109: 20; "Never Send a Boy King to Do a Man's Job"; William Wiard; Juanita Bartlett; March 3, 1979
110: 21
The show's nod to The Sting. The father (Harold Gould) of youthful P.I. Richie Brockelman (Dennis Dugan) is assaulted to get him to sign over his company to crooked businessman Harold Jack Coombs (Robert Webber) for a fraction of its actual worth. Richie gets Rockford's help in orchestrating an elaborate con that will get his father the true value of his lost assets. But the con has many moving parts, starting with Rockford adopting his Jimmy-Joe Meeker persona and winning Coombs’ fancy race car in a one-on-one duel at the track. There's also an auction of ancient artifacts to be staged, a King Tut exhibition to plan, and the fake strangulation deaths of several people to arrange. All this will require many good conmen, and one outstanding con woman (played by Trisha Noble), to pull off. With Pepper Martin, Kim Hunter, Gary Crosby, Jack Collins, Jennifer Holmes, Shirley Anthony, Robert Hitchcock, Joe Pine, George Simmons, Todd Martin, Stanley Brock and David Hooks.

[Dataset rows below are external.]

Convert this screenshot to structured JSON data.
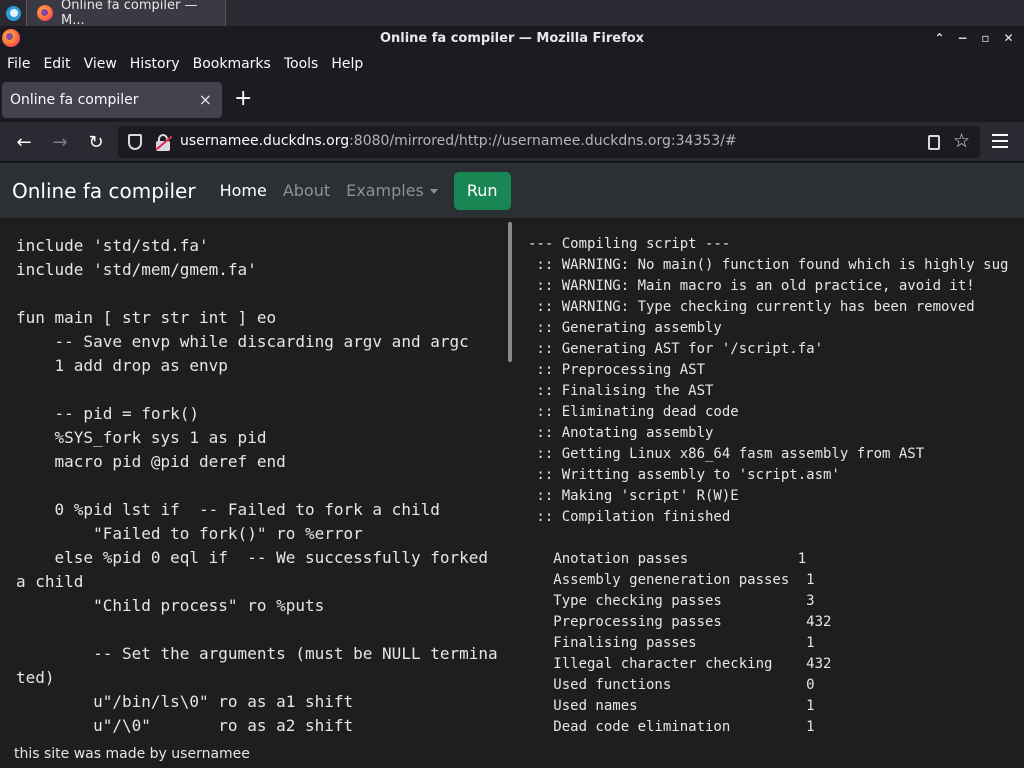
{
  "taskbar": {
    "task_title": "Online fa compiler — M..."
  },
  "window": {
    "title": "Online fa compiler — Mozilla Firefox",
    "controls": {
      "collapse": "⌃",
      "minimize": "−",
      "maximize": "▫",
      "close": "✕"
    }
  },
  "menubar": {
    "items": [
      "File",
      "Edit",
      "View",
      "History",
      "Bookmarks",
      "Tools",
      "Help"
    ]
  },
  "tabs": {
    "active_label": "Online fa compiler",
    "close_glyph": "×",
    "new_tab_glyph": "+"
  },
  "navbar": {
    "back_glyph": "←",
    "forward_glyph": "→",
    "reload_glyph": "↻",
    "url_host": "usernamee.duckdns.org",
    "url_rest": ":8080/mirrored/http://usernamee.duckdns.org:34353/#",
    "star_glyph": "☆"
  },
  "site": {
    "brand": "Online fa compiler",
    "links": [
      "Home",
      "About",
      "Examples"
    ],
    "run_label": "Run",
    "footer": "this site was made by usernamee"
  },
  "editor": {
    "code": "include 'std/std.fa'\ninclude 'std/mem/gmem.fa'\n\nfun main [ str str int ] eo\n    -- Save envp while discarding argv and argc\n    1 add drop as envp\n\n    -- pid = fork()\n    %SYS_fork sys 1 as pid\n    macro pid @pid deref end\n\n    0 %pid lst if  -- Failed to fork a child\n        \"Failed to fork()\" ro %error\n    else %pid 0 eql if  -- We successfully forked a child\n        \"Child process\" ro %puts\n\n        -- Set the arguments (must be NULL terminated)\n        u\"/bin/ls\\0\" ro as a1 shift\n        u\"/\\0\"       ro as a2 shift"
  },
  "output": {
    "text": "--- Compiling script ---\n :: WARNING: No main() function found which is highly sug\n :: WARNING: Main macro is an old practice, avoid it!\n :: WARNING: Type checking currently has been removed\n :: Generating assembly\n :: Generating AST for '/script.fa'\n :: Preprocessing AST\n :: Finalising the AST\n :: Eliminating dead code\n :: Anotating assembly\n :: Getting Linux x86_64 fasm assembly from AST\n :: Writting assembly to 'script.asm'\n :: Making 'script' R(W)E\n :: Compilation finished\n\n   Anotation passes             1\n   Assembly geneneration passes  1\n   Type checking passes          3\n   Preprocessing passes          432\n   Finalising passes             1\n   Illegal character checking    432\n   Used functions                0\n   Used names                    1\n   Dead code elimination         1"
  }
}
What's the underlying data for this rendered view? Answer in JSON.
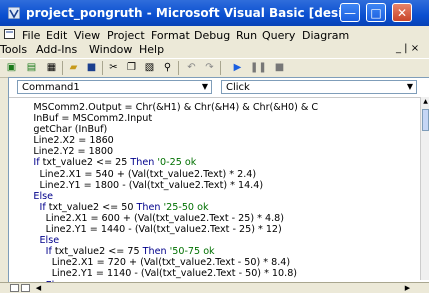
{
  "window": {
    "title": "project_pongruth - Microsoft Visual Basic [desi...",
    "minimize_glyph": "—",
    "maximize_glyph": "□",
    "close_glyph": "✕"
  },
  "menubar": {
    "row1": [
      "File",
      "Edit",
      "View",
      "Project",
      "Format",
      "Debug",
      "Run",
      "Query",
      "Diagram"
    ],
    "row2": [
      "Tools",
      "Add-Ins",
      "Window",
      "Help"
    ],
    "mdi_controls": "_ | ×"
  },
  "toolbar": {
    "icons": [
      "add-project-icon",
      "add-form-icon",
      "menu-editor-icon",
      "open-icon",
      "save-icon",
      "cut-icon",
      "copy-icon",
      "paste-icon",
      "find-icon",
      "undo-icon",
      "redo-icon",
      "start-icon",
      "break-icon",
      "end-icon"
    ]
  },
  "editor": {
    "object_combo": "Command1",
    "procedure_combo": "Click",
    "code_lines": [
      {
        "text": "        MSComm2.Output = Chr(&H1) & Chr(&H4) & Chr(&H0) & C",
        "kind": "code"
      },
      {
        "text": "        InBuf = MSComm2.Input",
        "kind": "code"
      },
      {
        "text": "        getChar (InBuf)",
        "kind": "code"
      },
      {
        "text": "        Line2.X2 = 1860",
        "kind": "code"
      },
      {
        "text": "        Line2.Y2 = 1800",
        "kind": "code"
      },
      {
        "text": "        If txt_value2 <= 25 Then '0-25 ok",
        "kind": "code"
      },
      {
        "text": "          Line2.X1 = 540 + (Val(txt_value2.Text) * 2.4)",
        "kind": "code"
      },
      {
        "text": "          Line2.Y1 = 1800 - (Val(txt_value2.Text) * 14.4)",
        "kind": "code"
      },
      {
        "text": "        Else",
        "kind": "code"
      },
      {
        "text": "          If txt_value2 <= 50 Then '25-50 ok",
        "kind": "code"
      },
      {
        "text": "            Line2.X1 = 600 + (Val(txt_value2.Text - 25) * 4.8)",
        "kind": "code"
      },
      {
        "text": "            Line2.Y1 = 1440 - (Val(txt_value2.Text - 25) * 12)",
        "kind": "code"
      },
      {
        "text": "          Else",
        "kind": "code"
      },
      {
        "text": "            If txt_value2 <= 75 Then '50-75 ok",
        "kind": "code"
      },
      {
        "text": "              Line2.X1 = 720 + (Val(txt_value2.Text - 50) * 8.4)",
        "kind": "code"
      },
      {
        "text": "              Line2.Y1 = 1140 - (Val(txt_value2.Text - 50) * 10.8)",
        "kind": "code"
      },
      {
        "text": "            Else",
        "kind": "code"
      }
    ]
  },
  "colors": {
    "titlebar": "#0a4fd0",
    "keyword": "#00008b",
    "comment": "#007000"
  }
}
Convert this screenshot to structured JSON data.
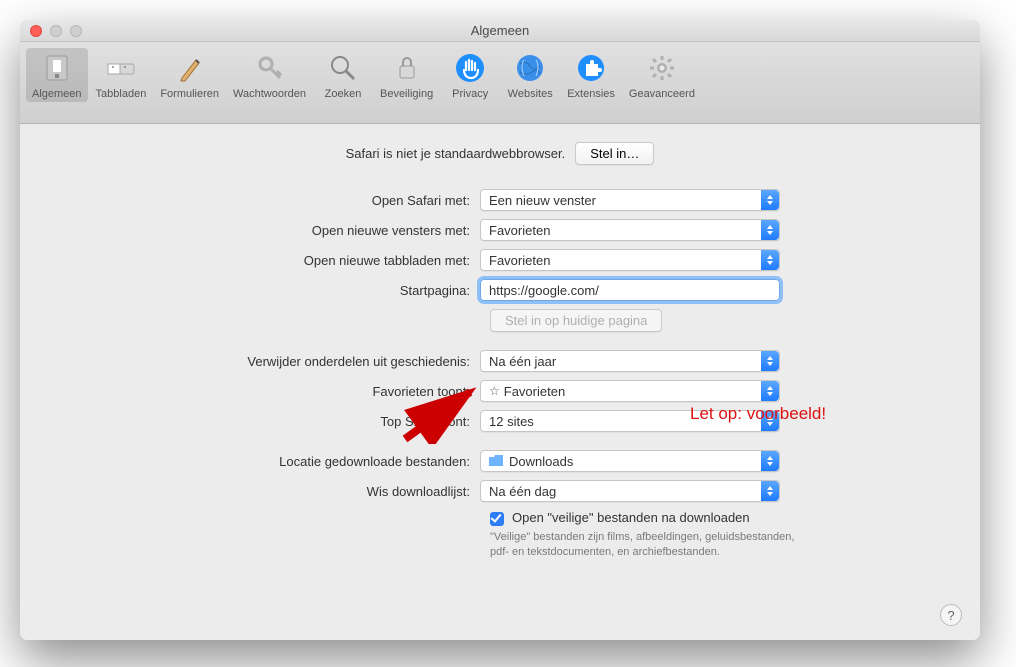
{
  "window": {
    "title": "Algemeen"
  },
  "toolbar": {
    "items": [
      {
        "id": "general",
        "label": "Algemeen"
      },
      {
        "id": "tabs",
        "label": "Tabbladen"
      },
      {
        "id": "autofill",
        "label": "Formulieren"
      },
      {
        "id": "passwords",
        "label": "Wachtwoorden"
      },
      {
        "id": "search",
        "label": "Zoeken"
      },
      {
        "id": "security",
        "label": "Beveiliging"
      },
      {
        "id": "privacy",
        "label": "Privacy"
      },
      {
        "id": "websites",
        "label": "Websites"
      },
      {
        "id": "extensions",
        "label": "Extensies"
      },
      {
        "id": "advanced",
        "label": "Geavanceerd"
      }
    ]
  },
  "default_browser": {
    "message": "Safari is niet je standaardwebbrowser.",
    "button": "Stel in…"
  },
  "rows": {
    "open_safari_with": {
      "label": "Open Safari met:",
      "value": "Een nieuw venster"
    },
    "open_new_windows": {
      "label": "Open nieuwe vensters met:",
      "value": "Favorieten"
    },
    "open_new_tabs": {
      "label": "Open nieuwe tabbladen met:",
      "value": "Favorieten"
    },
    "homepage": {
      "label": "Startpagina:",
      "value": "https://google.com/"
    },
    "set_current": {
      "button": "Stel in op huidige pagina"
    },
    "remove_history": {
      "label": "Verwijder onderdelen uit geschiedenis:",
      "value": "Na één jaar"
    },
    "favorites_shows": {
      "label": "Favorieten toont:",
      "value": "Favorieten"
    },
    "topsites_shows": {
      "label": "Top Sites toont:",
      "value": "12 sites"
    },
    "download_location": {
      "label": "Locatie gedownloade bestanden:",
      "value": "Downloads"
    },
    "clear_downloads": {
      "label": "Wis downloadlijst:",
      "value": "Na één dag"
    },
    "open_safe": {
      "label": "Open \"veilige\" bestanden na downloaden",
      "help": "\"Veilige\" bestanden zijn films, afbeeldingen, geluidsbestanden, pdf- en tekstdocumenten, en archiefbestanden."
    }
  },
  "annotation": {
    "text": "Let op: voorbeeld!"
  },
  "help_button": "?"
}
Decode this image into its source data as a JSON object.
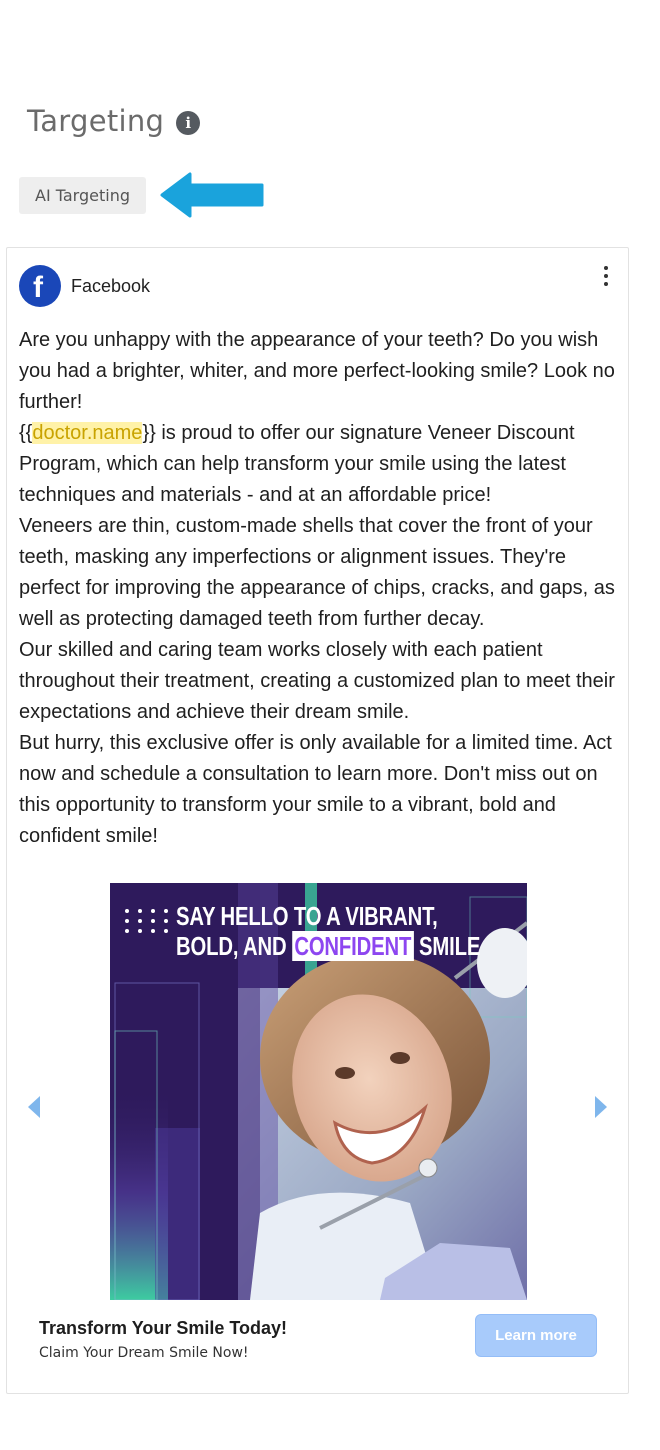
{
  "section": {
    "title": "Targeting",
    "info_icon": "info-icon"
  },
  "chip": {
    "label": "AI Targeting"
  },
  "arrow": {
    "icon": "arrow-left-icon",
    "color": "#1aa3dc"
  },
  "post": {
    "platform": "Facebook",
    "platform_icon": "facebook-logo-icon",
    "menu_icon": "more-vertical-icon",
    "body": {
      "line1": "Are you unhappy with the appearance of your teeth? Do you wish you had a brighter, whiter, and more perfect-looking smile? Look no further!",
      "brace_open": "{{",
      "variable": "doctor.name",
      "brace_close_text": "}} is proud to offer our signature Veneer Discount Program, which can help transform your smile using the latest techniques and materials - and at an affordable price!",
      "line3": "Veneers are thin, custom-made shells that cover the front of your teeth, masking any imperfections or alignment issues. They're perfect for improving the appearance of chips, cracks, and gaps, as well as protecting damaged teeth from further decay.",
      "line4": "Our skilled and caring team works closely with each patient throughout their treatment, creating a customized plan to meet their expectations and achieve their dream smile.",
      "line5": "But hurry, this exclusive offer is only available for a limited time. Act now and schedule a consultation to learn more. Don't miss out on this opportunity to transform your smile to a vibrant, bold and confident smile!"
    },
    "image": {
      "headline_line1": "SAY HELLO TO A VIBRANT,",
      "headline_line2_pre": "BOLD, AND ",
      "headline_line2_accent": "CONFIDENT",
      "headline_line2_post": " SMILE",
      "accent_color": "#8d46f0",
      "background": "#2e1a5c"
    },
    "carousel": {
      "prev_icon": "chevron-left-icon",
      "next_icon": "chevron-right-icon"
    },
    "footer": {
      "title": "Transform Your Smile Today!",
      "subtitle": "Claim Your Dream Smile Now!",
      "cta_label": "Learn more"
    }
  }
}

111: 22; "A Different Drummer"; Reza Badiyi; Rudolph Borchert; April 13, 1979
Inspired by Coma. Recovering from an accident in the hospital, Rockford sees a cadaver's arm moving just as an organ is being removed from elsewhere in the body. When Rockford questions it his doubts are almost assuaged by the operating surgeon, the charming Dr. Lee Yost (John Considine). Still, Rockford wonders why Yost's organ clinic is a for-profit operation, and investigates further. Rockford's car develops a problem, which may have been an attempt to kill him. Then Jim talks to Yost’s adopted parents, which gets Jim doubting him more. How much of a psychopath is Yost? Jesse Welles portrays Yost's gullible secretary, and Reni Santoni portrays an asylum inmate who was first to question Yost's true nature. With Carmen Argenziano, Walter Brooke, David S. Cass Sr., Harlan Warde, Fritzi Burr and Ray Stricklyn.